The keys of Trump's real estate negotiation success, according to Ross, are: build trust, build rapport, and create satisfaction. He emphasizes how important it is to find a common ground with the negotiation opponent. Then take time to establish rapport by talking and listening. Finally, create satisfaction so each party involved in the transaction gets everything he/she wants.

A good example of that is the negotiation where Trump assembled the land where the famous Trump Tower is now located on New York's Fifth Avenue. Ross says, “Donald Trump rarely starts off any negotiation by telling the other side exactly what he really has in mind.” Then he explains how Trump and the late Leonard Kandell negotiated a land lease under Kandell's building on 57th Street and unused excess air rights, which could be used to increase the height of Trump Tower. Ross next reveals the intricate negotiation details of how both parties got what they wanted. To this day, Ross is an adviser to the Kandell heirs.

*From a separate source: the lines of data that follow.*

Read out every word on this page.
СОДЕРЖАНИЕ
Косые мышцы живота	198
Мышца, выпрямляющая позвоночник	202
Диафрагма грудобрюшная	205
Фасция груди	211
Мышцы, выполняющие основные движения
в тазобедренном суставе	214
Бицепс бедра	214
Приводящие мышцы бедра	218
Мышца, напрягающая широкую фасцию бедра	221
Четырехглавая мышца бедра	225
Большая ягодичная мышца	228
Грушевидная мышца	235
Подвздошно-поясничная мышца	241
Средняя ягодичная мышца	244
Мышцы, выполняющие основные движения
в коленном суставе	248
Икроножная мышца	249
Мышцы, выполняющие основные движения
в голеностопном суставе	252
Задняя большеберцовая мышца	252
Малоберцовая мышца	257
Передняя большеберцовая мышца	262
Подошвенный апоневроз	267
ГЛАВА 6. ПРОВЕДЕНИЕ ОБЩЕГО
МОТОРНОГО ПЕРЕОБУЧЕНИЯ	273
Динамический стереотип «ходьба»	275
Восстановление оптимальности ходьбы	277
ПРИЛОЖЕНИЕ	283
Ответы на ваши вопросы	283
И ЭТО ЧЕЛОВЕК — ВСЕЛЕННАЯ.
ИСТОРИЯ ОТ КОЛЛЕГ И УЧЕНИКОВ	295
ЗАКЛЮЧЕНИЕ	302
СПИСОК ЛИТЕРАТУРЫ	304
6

This is the best real estate negotiation book I've ever read (and I've read quite a few). Not only does it organize and explain negotiation principles, but it provides abundant real-life examples.

This real estate book is so valuable it should be read only one or two chapters at a time. I plan to reread it because I'm sure I missed some key tactics in the first reading. This book is so well written it should become the textbook for college real estate negotiation courses.


Robert J. Bruss is a San Francisco lawyer, broker and nationally syndicated real estate writer.